Как же приятно, когда пробуждение начинается с нежных поцелуев. Такое удовольствие страстно целоваться, не открывая глаз.
— Можно я никуда не пойду. Все равно результаты анализов будут неважными после такого.
— Это не влияет, — рассмеялась жена, — здесь так холодно, а ты такой горячий! Я хочу погреться!
Эмилия ушла лишь к обеду, я же прогулялся по указанным кабинетам. Медсестра попросила выглядеть по-домашнему, поэтому сменил «костюм археолога» на длинную расшитую рубаху, купленную мне еще Стефанией. В ней я был похож на богатого средневекового александрийца, за что получил комплимент от доктора Икрама.

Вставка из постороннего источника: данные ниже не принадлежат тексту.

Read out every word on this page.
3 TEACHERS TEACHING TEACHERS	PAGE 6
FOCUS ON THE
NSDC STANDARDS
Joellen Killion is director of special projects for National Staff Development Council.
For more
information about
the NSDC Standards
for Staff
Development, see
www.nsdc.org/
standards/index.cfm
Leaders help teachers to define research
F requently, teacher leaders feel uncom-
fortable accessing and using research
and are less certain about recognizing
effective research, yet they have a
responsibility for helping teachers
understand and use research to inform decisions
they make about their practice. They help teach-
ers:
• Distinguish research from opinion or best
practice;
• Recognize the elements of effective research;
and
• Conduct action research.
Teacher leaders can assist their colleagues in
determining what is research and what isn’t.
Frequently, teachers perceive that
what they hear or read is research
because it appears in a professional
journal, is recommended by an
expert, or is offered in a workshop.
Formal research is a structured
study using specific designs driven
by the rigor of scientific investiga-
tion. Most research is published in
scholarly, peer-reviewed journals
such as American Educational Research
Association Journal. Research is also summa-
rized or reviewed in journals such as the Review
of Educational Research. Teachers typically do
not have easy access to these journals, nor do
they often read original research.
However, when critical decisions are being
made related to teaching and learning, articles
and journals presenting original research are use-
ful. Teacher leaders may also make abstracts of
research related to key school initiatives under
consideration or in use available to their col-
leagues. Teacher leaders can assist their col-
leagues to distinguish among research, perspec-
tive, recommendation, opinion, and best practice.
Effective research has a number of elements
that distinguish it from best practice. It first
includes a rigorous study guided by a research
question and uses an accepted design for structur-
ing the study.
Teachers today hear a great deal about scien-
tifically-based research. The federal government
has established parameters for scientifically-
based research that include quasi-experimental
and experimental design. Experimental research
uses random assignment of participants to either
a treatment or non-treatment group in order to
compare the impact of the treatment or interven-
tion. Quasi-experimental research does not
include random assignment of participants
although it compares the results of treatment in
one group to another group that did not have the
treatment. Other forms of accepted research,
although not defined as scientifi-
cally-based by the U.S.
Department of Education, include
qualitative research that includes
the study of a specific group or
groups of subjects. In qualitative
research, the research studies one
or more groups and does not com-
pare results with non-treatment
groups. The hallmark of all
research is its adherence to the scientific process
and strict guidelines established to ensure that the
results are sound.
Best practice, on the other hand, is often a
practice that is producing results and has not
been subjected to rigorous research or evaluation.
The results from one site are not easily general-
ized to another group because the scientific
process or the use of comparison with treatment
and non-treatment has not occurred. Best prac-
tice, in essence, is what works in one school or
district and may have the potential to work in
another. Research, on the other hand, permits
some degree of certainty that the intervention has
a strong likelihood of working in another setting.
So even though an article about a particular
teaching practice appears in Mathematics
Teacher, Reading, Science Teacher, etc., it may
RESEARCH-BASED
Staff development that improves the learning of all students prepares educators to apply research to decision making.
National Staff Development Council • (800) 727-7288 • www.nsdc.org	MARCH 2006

— Ты даже в больнице можешь выглядеть по-царски, — рассмеялся врач. — Вот скажи мне, если не секрет, ты ведь не просто так оставил супругу на ночь? Она хорошая сиделка?
Я покраснел до ушей, потупил взгляд, как мальчишка, которого сверстники застали целующимся с девушкой.
— Не оправдывайся, я все понял, — продолжил он. — Но это последняя такая ночь, иначе отправишься на домашнее лечение. Сегодня буду дежурить я, все равно смена до утра.
Смущенно кивнул в подтверждение его слов.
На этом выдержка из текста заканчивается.